Briefly: I have an accounting app on my phone that I use to log all transactions as I make them, rather than relying upon the balance as reported by my credit union. This way, amounts such as the tip when I go out to breakfast are reflected right away, rather than waiting for them to show up in the account balance. In addition, twice a month I enter all the automatic payments coming up over the next two weeks. This way, the amount showing in my account app literally is the amount available for me to spend on other things.

So here’s what I changed.

First, I decided no longer to use any sort of automatic savings feature that rounds any transaction up to its nearest dollar and drops that difference into savings. Apart from the occasional forgetting to log a transaction, many of the discrepancies I run into seem to have their origins in these roundups and my accounting of them.

Second, I discovered that my accounting app has a “schedule transactions” feature that doesn’t need to be set to automatically add transactions. Instead, it can be used basically as a template for recurring transactions. I’ve added each of those automatic payments I enter every two weeks, so that now I don’t have to type these transactions by hand; I simply have to tap each one, make sure its date is set to the date the payment is going to happen, and add it.
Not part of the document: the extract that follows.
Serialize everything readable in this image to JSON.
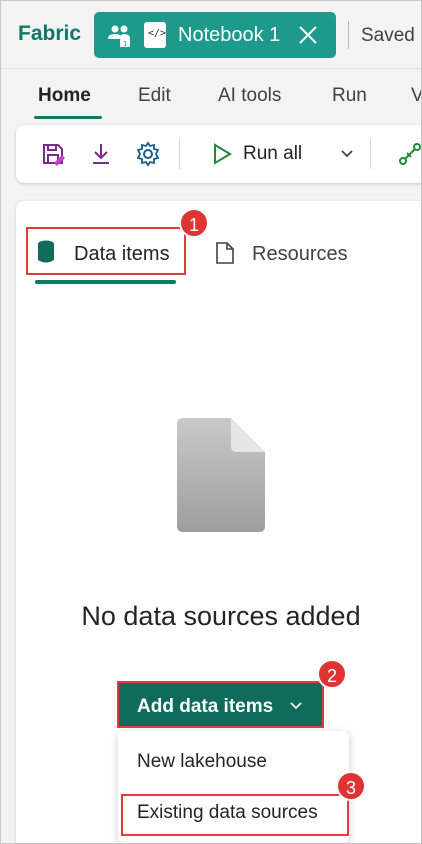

The “scheduled” template then moves down the list where it waits for its time to come around again.

Within days of making just that first change, the concomitant change in my resource levels was evident. Adding that second change made it even more pronounced.

It’s not like I could lift a car with the resources I’ve saved from these two changes to my banking and accounting practices. I don’t mean here to overstate. Nonetheless, when you need to budget for every use of your physical and psychological resources, any positive adjustment you can make is very noticeable.

It’s absolutely true, notwithstanding the likely normative shrugs: I need Safeway to reenable the ability to mute the self-checkout kiosks. It’s a small change for everyone else that mostly they wouldn’t even notice.

For anyone walking the tightrope of managing their attention, their anxiety, or their sensory processing, it’s a small change with concrete, positive effects upon our ability to continue navigating the world absent needless, extraneous stress upon our nervous systems.